A la veille de ce 1er conflit mondial, Hillion est une commune rurale de 2304 habitants dont le dernier recensement de population de 1912 confirme un déclin démographique entamée depuis plus de 50 ans ; la commune a perdu 33% de sa population entre 1846 et 1936, la première guerre mondiale ne fera qu’accentuer ce déclin par le nombre de décès consécutifs aux combats, le déficit de natalité et l’exode rural.
Durant les 4 années de ce conflit mondial, 451 hillionnais vont être mobilisés dans l’armée française soit 19,5 % de la population communale, chiffre comparable au 20 % de mobilisés au niveau national. C’est 41 % de la population masculine de la commune évaluée à 1100 hommes. Bien sûr cette mobilisation va s’étaler tout au long de la guerre mais les classes les plus jeunes seront appelées de façon anticipée afin de combler les pertes importantes subies par l’armée française. C’est tout de même 225 soldats qui vont quitter leur foyer dès août 1914, une soixantaine les rejoindront de septembre à décembre 1914, puis une cinquantaine en 1915, une quarantaine en 1916, une vingtaine en 1917 et enfin 15 en 1918 ; pour cette dernière classe d’âge, certains n’avaient même pas encore 19 ans.
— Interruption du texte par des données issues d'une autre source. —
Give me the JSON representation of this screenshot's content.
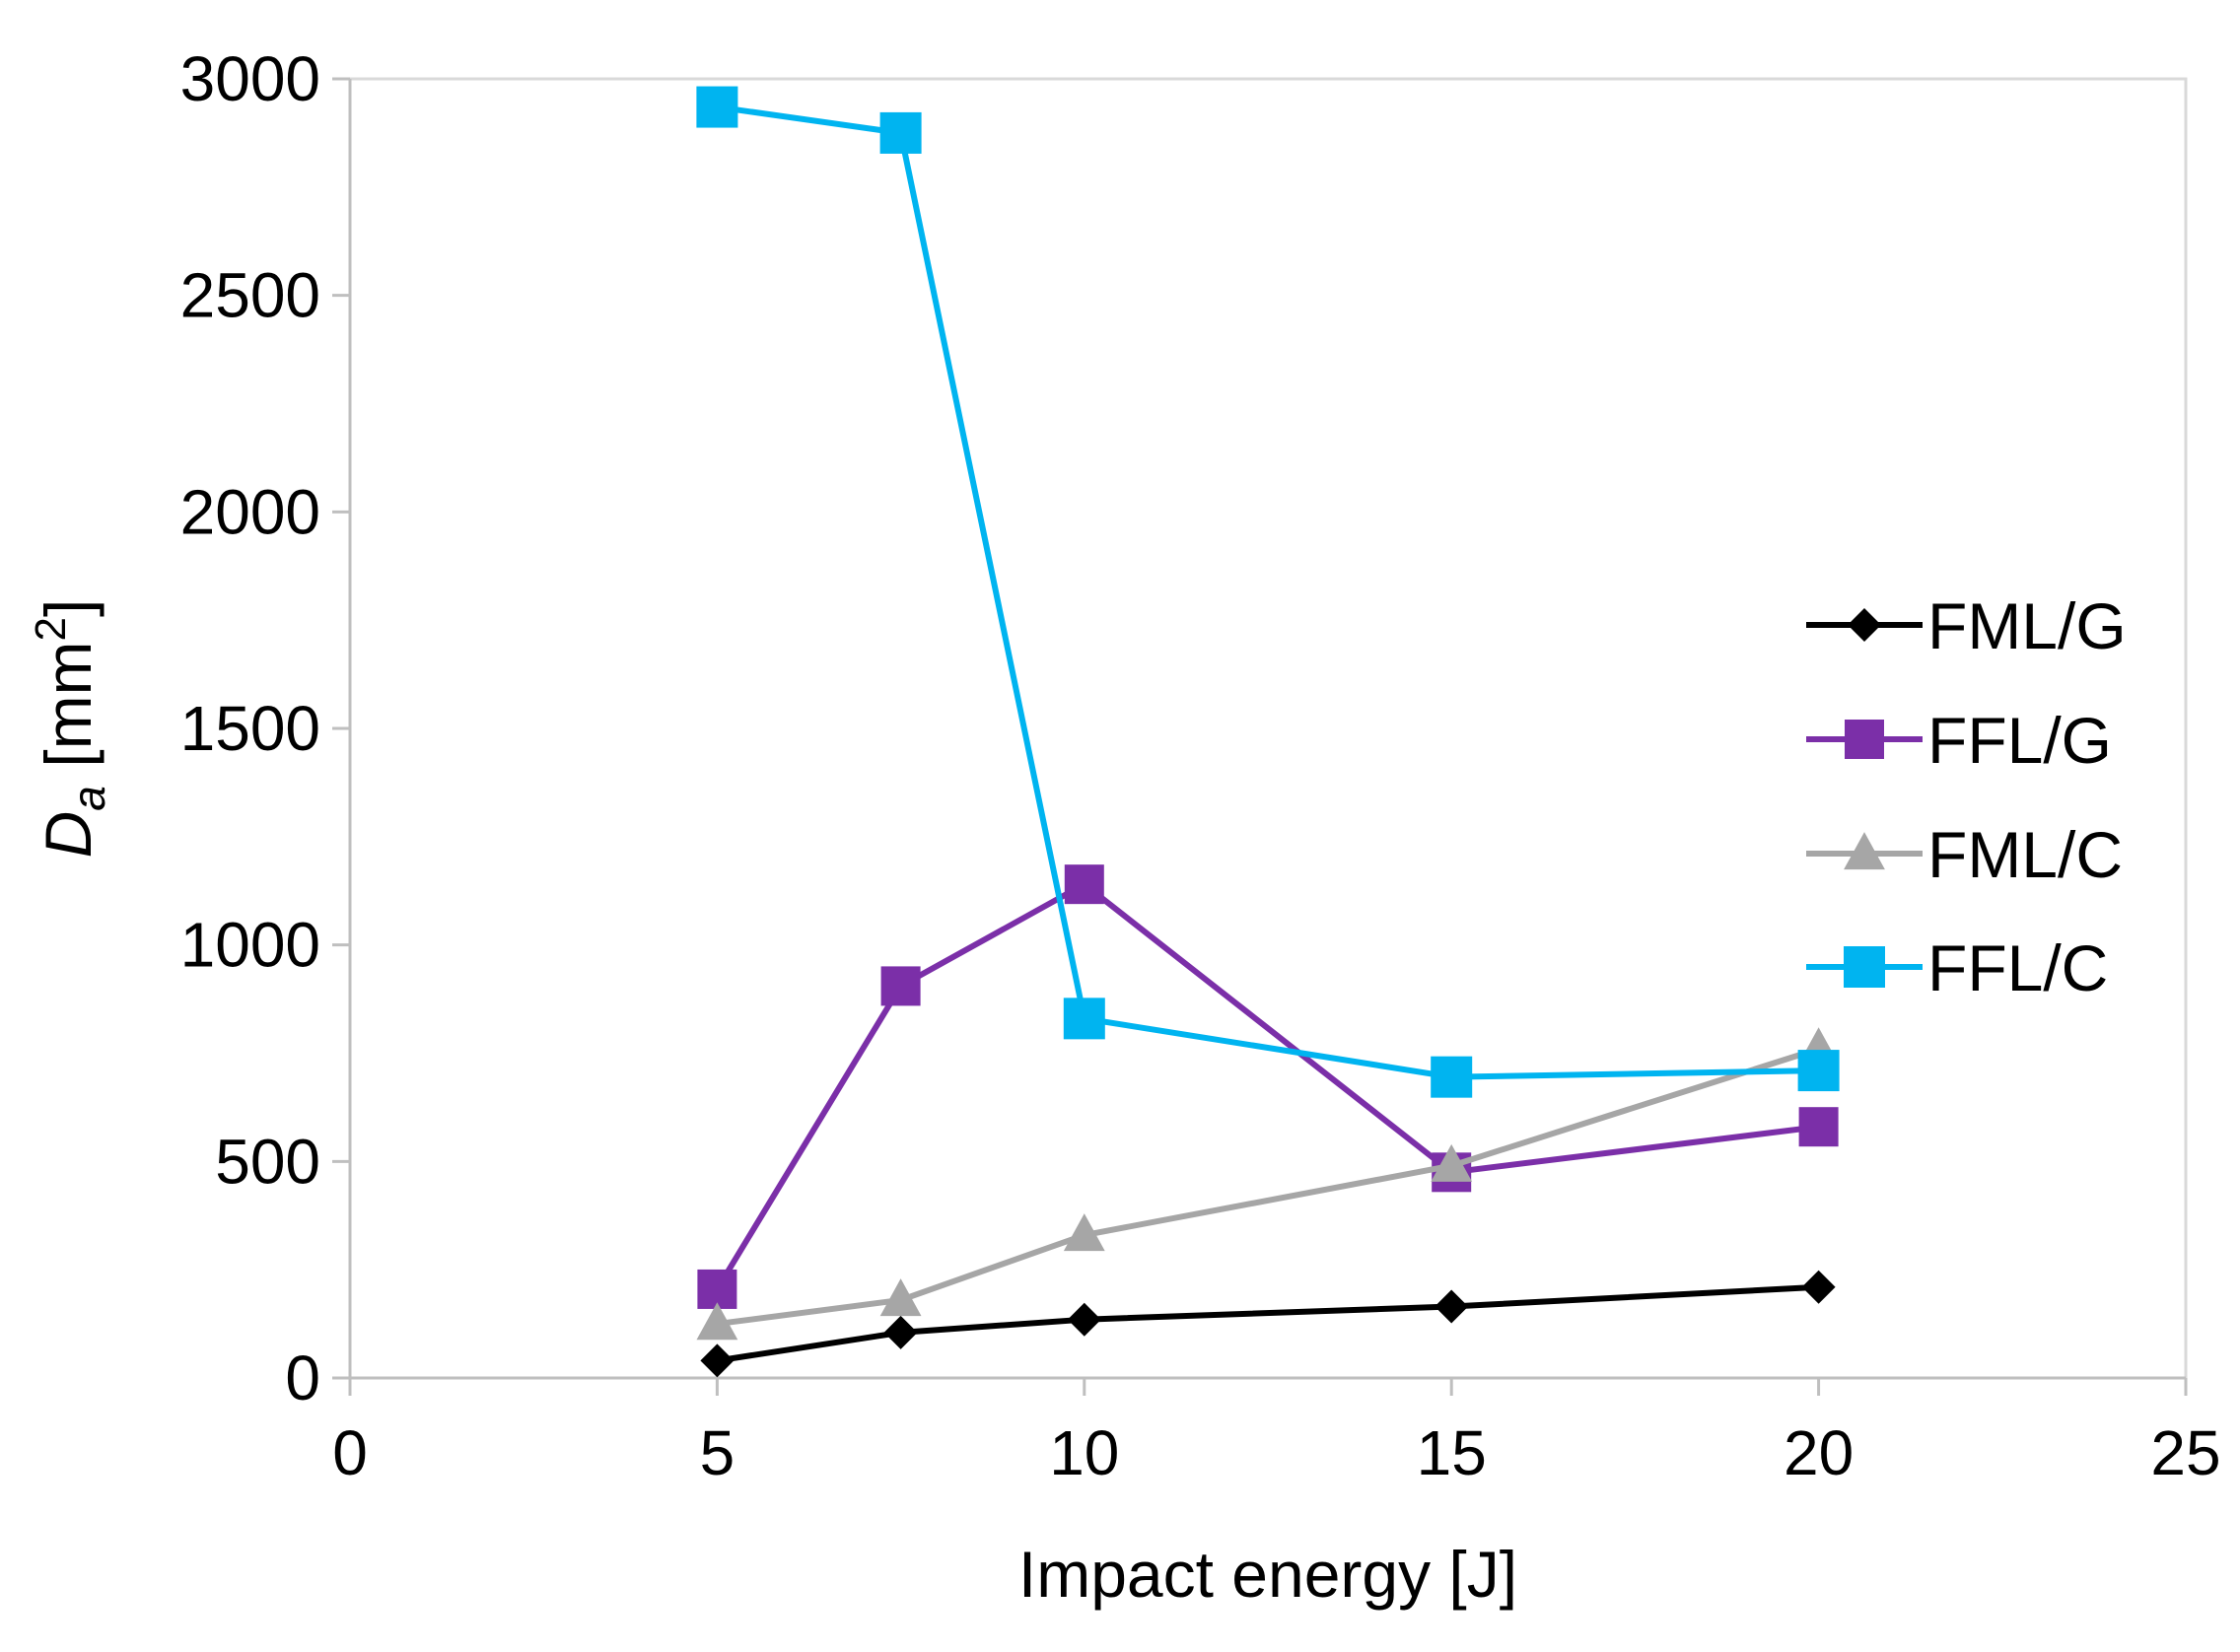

Il suffit de se recueillir sur les 2 monuments aux morts de la commune pour comprendre l’hécatombe de cette guerre. 100 hillionnais résidants vont y laisser la vie, soit près d’un homme mobilisé sur 4, 22 % exactement, chiffre nettement plus élevé que la moyenne nationale qui est admis autour de 16 %. Comment interpréter ces chiffres effroyables pour Hillion ? Certainement pas en réduisant l’explication à des régiments bretons ayant servi de chair à canon comme ça été si souvent avancé, il faut certainement y voir plus surement une population hillionnaise jeune, plutôt incorporée dans des régiments d’active très sollicités en première ligne. La moyenne d’âge du poilu hillionnais décédé pendant le conflit est de 28 ans, preuve du sacrifice d’une génération de jeunes soldats. La plus jeune victime n’avait même pas 19 ans, Elie LE LEY, incorporé dans le 41e régiment d’infanterie et mort d’une tuberculose en 1916, il est inscrit sur le monument aux morts de Saint-René. Autre jeune victime, Louis-Marie SORT de la Ville Jéhan mort de ses blessures à 20 ans dans un hôpital allemand le 10 octobre 1918, un mois avant le terme de cette guerre ; la famille SORT avait déjà perdu un fils, Jean-Marie en 1915 et un autre était prisonnier de guerre depuis septembre 1914, tragique destin d’une famille hillionnaise.
Les soldats sont bien sûr mobilisés majoritairement dans l’infanterie, 242 hommes au total, arme qui va connaitre les pertes humaines les plus importantes. Pour autant, pour Hillion, des particularismes existent sur l’affectation des soldats, ainsi 52 hommes vont rejoindre la marine, soit près de 12 % des mobilisés, attestant une tradition maritime très forte sur notre territoire. 6 de ses marins ne reviendront jamais chez eux le plus souvent victime de maladies contractées en service.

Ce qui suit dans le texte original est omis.